Jakarta (ANTARA News) - Kelompok masyarakat peduli lingkungan dari Jakarta Green Monster (JGM) menilai, Pemerintah Kota Jakarta Utara tidak tegas dalam menertibkan permukiman liar di bantaran Kali Angke.

"Pemerintah tidak tegas. Kalau saja pemerintah tegas, maka tidak mungkin ada permukiman liar yang terus tumbuh di bantaran Kali Angke," kata Sekretaris Jakarta Green Monster, Hendra Aguan, di Jakarta, Rabu.

Menurut dia, pada tahun 2005 lalu permukiman liar ini sudah digusur oleh Pemerintah Provinsi (Pemprov) Jakarta. Mereka kemudian ditawari rumah layak huni yang dikelola Yayasan Budha Tzu Chi.

Yayasan ini membangun perumahan di dua lokasi yakni di Muara Angke dan Cengkareng. Lokasi ini disiapkan untuk merelokasi warga dari bantaran Kali Angke.

Namun karena Pemerintah Kota Jakarta Utara tidak tegas, maka satu persatu-satu warga mulai kembali membangun permukiman liar di kawasan ini.

"Kalau pemerintah tegas, tidak mungkin ada warga yang berani membangun permukiman liar di bantaran Kali Angke. Semula hanya satu dua sekarang jumlahnya sudah ratusan," katanya.

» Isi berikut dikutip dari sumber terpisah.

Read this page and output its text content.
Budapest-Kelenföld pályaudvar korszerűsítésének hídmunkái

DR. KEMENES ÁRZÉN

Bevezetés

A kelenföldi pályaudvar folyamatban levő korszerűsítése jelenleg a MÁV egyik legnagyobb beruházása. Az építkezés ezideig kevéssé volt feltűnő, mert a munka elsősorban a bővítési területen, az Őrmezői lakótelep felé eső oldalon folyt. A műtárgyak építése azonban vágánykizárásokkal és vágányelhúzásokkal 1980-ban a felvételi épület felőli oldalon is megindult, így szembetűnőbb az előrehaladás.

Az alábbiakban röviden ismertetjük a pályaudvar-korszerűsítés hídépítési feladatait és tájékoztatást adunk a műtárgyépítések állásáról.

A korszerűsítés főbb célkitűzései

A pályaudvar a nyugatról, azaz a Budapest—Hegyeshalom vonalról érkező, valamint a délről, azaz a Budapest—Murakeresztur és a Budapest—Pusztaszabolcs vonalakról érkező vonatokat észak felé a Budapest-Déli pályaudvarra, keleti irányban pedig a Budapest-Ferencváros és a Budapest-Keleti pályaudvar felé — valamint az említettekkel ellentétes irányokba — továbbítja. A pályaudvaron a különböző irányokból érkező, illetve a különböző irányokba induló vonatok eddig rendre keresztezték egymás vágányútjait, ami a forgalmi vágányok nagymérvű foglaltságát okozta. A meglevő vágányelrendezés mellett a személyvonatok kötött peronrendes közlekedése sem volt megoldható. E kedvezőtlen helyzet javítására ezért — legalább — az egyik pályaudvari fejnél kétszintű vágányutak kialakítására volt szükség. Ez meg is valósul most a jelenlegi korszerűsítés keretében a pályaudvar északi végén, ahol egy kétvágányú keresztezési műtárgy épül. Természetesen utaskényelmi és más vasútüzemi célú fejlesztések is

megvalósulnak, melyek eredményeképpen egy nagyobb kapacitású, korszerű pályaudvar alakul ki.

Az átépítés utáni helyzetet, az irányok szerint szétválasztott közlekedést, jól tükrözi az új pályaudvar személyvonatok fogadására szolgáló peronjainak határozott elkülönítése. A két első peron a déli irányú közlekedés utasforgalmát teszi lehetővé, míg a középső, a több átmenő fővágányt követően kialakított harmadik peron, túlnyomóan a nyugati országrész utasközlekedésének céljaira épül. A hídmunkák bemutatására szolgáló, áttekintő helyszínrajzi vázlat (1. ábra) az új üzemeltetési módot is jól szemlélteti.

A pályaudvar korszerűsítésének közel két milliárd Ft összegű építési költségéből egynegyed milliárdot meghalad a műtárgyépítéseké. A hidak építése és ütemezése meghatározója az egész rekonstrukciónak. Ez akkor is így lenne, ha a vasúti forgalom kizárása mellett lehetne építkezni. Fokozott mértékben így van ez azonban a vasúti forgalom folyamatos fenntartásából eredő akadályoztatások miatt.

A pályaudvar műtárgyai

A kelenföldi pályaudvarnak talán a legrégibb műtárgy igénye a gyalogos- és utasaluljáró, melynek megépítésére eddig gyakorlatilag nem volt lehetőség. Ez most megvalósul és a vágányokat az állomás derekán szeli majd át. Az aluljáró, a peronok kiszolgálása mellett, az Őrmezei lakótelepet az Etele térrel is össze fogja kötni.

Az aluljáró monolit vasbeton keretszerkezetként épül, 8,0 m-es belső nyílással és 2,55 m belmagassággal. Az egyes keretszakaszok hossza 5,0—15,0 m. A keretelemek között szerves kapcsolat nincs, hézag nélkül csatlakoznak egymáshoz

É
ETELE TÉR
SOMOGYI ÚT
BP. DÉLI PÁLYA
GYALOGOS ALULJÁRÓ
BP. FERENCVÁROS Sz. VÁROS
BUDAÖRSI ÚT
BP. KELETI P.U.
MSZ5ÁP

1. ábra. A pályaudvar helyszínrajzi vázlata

Salah seorang warga Kali Angke, Rizal mengatakan, tidak siap untuk menempati rumah yang disediakan oleh Yayasan Budha Tzu Chi, walau lokasinya tidak jauh dari Kali Angke.

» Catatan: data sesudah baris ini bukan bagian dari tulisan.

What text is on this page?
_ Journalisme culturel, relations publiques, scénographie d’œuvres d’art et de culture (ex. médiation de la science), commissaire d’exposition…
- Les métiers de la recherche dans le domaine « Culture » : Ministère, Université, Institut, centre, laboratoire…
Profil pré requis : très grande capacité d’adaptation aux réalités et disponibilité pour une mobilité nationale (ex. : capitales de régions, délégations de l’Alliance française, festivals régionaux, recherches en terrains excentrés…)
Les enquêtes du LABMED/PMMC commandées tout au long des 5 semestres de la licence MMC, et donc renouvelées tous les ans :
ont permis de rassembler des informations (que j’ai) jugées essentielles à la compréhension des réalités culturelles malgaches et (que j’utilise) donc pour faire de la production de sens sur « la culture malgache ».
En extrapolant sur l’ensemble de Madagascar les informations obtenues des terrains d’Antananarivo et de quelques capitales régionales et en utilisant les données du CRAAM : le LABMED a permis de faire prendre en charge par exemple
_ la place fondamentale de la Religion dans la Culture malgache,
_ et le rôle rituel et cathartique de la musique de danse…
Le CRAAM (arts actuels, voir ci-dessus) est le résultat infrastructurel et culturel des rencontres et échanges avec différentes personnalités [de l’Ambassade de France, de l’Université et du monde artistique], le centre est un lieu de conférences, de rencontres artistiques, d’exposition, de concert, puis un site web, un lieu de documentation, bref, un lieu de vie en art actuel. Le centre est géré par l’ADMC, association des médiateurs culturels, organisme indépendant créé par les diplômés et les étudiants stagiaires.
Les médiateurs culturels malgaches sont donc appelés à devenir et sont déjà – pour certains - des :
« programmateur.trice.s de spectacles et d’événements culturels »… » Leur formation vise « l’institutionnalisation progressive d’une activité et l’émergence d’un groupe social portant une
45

Menurut dia, ada kewajiban bulanan yang harus dibayarkan kepada yayasan dan dirinya tidak memiliki penghasilan tetap untuk membayar biaya bulanan. "Tidak tahu berapa biayanya tetapi ada biaya bulanan bagi yang menempati perumahan itu," kata Rizal yang mengaku asal luar pulau Jawa ini.

Dia mengatakan, tidak ada rencana untuk pindah dari bantaran Kali Angke karena keberadaan mereka di sini tidak menggangu lingkungan sekitar.

"Kami hanya hidup sebagai nelayan kecil dengan penghasilan pas-pasan, sehingga bagi kami tempat ini sudah layak untuk ditempati," kata Rizal yang mengaku sudah belasan tahun menempati lokasi itu.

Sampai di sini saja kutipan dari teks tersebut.